Tentative and Tenacious

The longer I leave it, the more I have to write about, and the harder it is to begin again. I’ll start by trying to pick up where I left off.

‘Lee’ from Universal Music Canada came through with digital downloads. Half of our recorded output is now legally available online. There are still two unreleased albums that Universal owns but seems to be unable or unwilling to offer to the public. Once I muster the appropriate energy, I may bring this up.

‘Lee’ worked hard for us. He was friendly, positive and professional. He was a pleasure to work with and I told him so in an email at Christmas time. I wrote to him again this week, asking about download-related royalties and how they compare to our non-digital penny-rate. I also asked if he could look into our royalties for 2003 - which we have not received. Occasionally, I morph into a jaw-locked, mouth-foaming dog, tenaciously dragging behind a leg I’ve bitten into. It’s embarrassing sometimes.

Both my mothers have been to the hospital and have returned to us healthy. My Mother has moved from her house in Langley to a much smaller place here in White Rock. Her house sold last night. Our families have all weathered a series of emotional, worrisome, physically and mentally taxing, stressful, but ultimately positive sea changes lately. Those seas appear to be calming as the days begin to lengthen and grow warmer.

Today, Connor and I bought an Apex 460 tube condenser microphone and a ‘Groovetube’ vacuum tube so we could perform the mod that, according to a panel of audio engineers at a prominent Vancouver studio, will make the 460 the rough equivalent of a Neumann U87 - a revered, and much more expensive, mic. Connor’s downstairs now, using it. I can hear him singing.

Connor McGuire @ The Wired Monk

Connor’s band, Anger and After, started to break up when their twenty-one year old drummer began devoting more time and attention to a twenty-something band with connections to a local recording studio. Just at the point where A&A had gig offers, he became double-booked - and chose the more mature band over his two seventeen-year-old Anger and After band mates.

Disheartened, Connor and Simon struggled through auditions. One young drummer brought his girlfriend and asked for a mid-audition break so he could smoke some pot. Another played, unaccompanied, the complete and extremely complex drum part from a Dillinger Escape Plan song.

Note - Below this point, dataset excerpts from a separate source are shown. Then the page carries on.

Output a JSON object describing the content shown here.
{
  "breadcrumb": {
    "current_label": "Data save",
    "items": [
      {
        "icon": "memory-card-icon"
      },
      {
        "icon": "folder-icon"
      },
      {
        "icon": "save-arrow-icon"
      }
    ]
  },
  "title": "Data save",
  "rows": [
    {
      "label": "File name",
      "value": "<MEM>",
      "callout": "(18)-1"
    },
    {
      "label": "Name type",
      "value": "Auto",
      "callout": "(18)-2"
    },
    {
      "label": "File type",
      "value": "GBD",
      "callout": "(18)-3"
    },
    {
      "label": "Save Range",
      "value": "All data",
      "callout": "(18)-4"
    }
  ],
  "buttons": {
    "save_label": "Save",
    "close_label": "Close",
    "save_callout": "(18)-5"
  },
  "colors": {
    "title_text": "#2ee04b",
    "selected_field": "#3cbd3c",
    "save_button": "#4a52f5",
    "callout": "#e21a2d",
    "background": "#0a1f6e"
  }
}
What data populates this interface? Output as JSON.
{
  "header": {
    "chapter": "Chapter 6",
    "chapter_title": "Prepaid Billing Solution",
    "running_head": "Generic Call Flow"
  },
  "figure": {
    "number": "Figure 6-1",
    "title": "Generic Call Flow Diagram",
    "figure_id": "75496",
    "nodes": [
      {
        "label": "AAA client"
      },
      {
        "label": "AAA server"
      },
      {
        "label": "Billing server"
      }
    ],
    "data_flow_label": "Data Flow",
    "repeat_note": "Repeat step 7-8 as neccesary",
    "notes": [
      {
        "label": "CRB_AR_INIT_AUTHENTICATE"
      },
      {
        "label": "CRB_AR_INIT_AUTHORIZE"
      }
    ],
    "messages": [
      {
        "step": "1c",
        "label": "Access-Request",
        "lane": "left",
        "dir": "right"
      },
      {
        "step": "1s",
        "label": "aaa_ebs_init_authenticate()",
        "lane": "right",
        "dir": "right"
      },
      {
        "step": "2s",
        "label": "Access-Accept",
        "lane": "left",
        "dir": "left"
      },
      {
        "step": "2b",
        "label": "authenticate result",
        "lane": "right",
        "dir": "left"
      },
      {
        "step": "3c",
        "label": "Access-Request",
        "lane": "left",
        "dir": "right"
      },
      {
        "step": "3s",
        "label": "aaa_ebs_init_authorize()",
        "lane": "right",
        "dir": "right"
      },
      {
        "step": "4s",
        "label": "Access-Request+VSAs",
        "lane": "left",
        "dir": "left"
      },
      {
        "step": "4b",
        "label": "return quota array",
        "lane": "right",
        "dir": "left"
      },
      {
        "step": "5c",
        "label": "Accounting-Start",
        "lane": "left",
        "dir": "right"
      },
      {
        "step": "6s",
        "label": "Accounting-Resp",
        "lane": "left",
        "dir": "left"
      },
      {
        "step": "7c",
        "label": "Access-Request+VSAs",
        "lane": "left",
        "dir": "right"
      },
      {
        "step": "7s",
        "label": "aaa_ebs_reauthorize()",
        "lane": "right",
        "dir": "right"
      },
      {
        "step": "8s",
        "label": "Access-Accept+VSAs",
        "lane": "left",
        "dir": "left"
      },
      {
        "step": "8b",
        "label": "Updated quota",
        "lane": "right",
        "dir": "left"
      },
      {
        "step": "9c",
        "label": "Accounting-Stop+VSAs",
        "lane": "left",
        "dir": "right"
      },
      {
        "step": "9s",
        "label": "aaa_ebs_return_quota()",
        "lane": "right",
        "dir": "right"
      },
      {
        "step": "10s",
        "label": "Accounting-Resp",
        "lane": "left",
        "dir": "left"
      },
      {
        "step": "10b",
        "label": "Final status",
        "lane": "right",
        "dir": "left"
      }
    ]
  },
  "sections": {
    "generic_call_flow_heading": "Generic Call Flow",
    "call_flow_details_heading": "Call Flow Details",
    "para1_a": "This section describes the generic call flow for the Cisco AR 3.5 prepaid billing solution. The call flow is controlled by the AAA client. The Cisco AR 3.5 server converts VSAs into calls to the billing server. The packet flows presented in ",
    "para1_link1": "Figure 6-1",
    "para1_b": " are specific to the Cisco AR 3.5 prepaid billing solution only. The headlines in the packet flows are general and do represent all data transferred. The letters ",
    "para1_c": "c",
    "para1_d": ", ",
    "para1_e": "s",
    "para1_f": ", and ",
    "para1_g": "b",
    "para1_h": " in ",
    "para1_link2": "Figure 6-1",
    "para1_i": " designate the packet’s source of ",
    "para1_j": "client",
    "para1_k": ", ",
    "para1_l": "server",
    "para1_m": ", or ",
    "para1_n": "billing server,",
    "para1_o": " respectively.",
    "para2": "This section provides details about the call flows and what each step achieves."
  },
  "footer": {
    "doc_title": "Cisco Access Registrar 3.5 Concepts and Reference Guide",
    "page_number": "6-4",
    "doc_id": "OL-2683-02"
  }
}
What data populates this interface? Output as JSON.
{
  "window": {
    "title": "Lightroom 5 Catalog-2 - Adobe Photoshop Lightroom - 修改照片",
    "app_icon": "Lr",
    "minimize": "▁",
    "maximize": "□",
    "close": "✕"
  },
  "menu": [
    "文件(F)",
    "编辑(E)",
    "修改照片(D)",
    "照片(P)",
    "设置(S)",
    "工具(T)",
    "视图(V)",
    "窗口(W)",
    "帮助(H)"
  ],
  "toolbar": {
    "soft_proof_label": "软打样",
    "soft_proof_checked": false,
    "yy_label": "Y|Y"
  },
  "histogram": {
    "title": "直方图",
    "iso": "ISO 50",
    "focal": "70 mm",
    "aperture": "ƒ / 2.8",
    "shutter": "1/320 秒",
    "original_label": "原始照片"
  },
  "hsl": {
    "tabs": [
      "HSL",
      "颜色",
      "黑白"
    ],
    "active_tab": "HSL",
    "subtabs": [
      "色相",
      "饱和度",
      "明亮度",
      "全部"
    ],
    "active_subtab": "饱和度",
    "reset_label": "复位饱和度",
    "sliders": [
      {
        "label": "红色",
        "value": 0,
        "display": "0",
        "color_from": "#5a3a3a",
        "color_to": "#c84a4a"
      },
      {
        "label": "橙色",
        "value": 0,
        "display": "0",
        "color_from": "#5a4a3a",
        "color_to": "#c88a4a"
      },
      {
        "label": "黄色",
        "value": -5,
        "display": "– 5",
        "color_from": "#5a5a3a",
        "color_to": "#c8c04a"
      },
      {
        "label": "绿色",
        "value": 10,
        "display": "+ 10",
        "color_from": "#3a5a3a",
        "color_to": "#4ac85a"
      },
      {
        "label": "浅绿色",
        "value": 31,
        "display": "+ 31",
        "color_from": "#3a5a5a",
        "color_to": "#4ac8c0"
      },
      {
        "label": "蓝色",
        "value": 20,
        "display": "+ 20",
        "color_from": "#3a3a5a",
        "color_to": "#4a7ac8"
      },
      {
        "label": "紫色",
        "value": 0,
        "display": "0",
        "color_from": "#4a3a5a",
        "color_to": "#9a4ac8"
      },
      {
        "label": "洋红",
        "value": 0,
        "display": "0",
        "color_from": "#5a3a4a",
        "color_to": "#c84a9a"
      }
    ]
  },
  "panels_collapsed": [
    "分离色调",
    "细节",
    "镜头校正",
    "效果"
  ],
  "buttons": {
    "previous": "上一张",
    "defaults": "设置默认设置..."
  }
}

With a new drummer failing to materialize, Simon became less and less committed to the idea of the band. He explained that his musical tastes were shifting toward more artistic and experimental music. One night he called Connor to say that he would be unable to attend the drummer audition planned for that evening because he was going to a concert by one of those artistic and experimental bands. Although the two of them had been best friends since grade six, their musical partnership ended that night.

Two years later, last Friday night, at a coffee shop in Crescent Beach, a standing-room-only crowd listened intently as Connor, acoustic guitar balanced on his lap, described one of the first songs he had ever written.

“I’ve revamped the chords a bit, but the words still suck.” he said, grinning.

Then he called his friend Simon to the stage to sing the song with him.

From the moment he said; “Hi, I’m Connor McGuire, I write my own songs”, he had the young, and usually fidgety, audience in complete pin-drop-quiet control. He played for an hour - just him and his guitar - interspersing his amazing songs with charming and engaging banter. The crowd cheered, whooped, whistled and hollered after every tune. He completely owned.

Just two years after the collapse of his first rock band, Connor has returned to the stage with a completely new, and improved, version of himself. He’s written a collection of heartbreakingly powerful songs - each new one better than the last. He’s taught himself finger picking and has profited from the classical guitar lessons he took. His singing has become natural and unaffected and his vocal phrasing amazes me.

Connor’s show at the Wired Monk on Friday was a watershed in his music career. He’s proven to himself that he can do this by himself. What he did on Friday can be replicated successfully on any stage anywhere.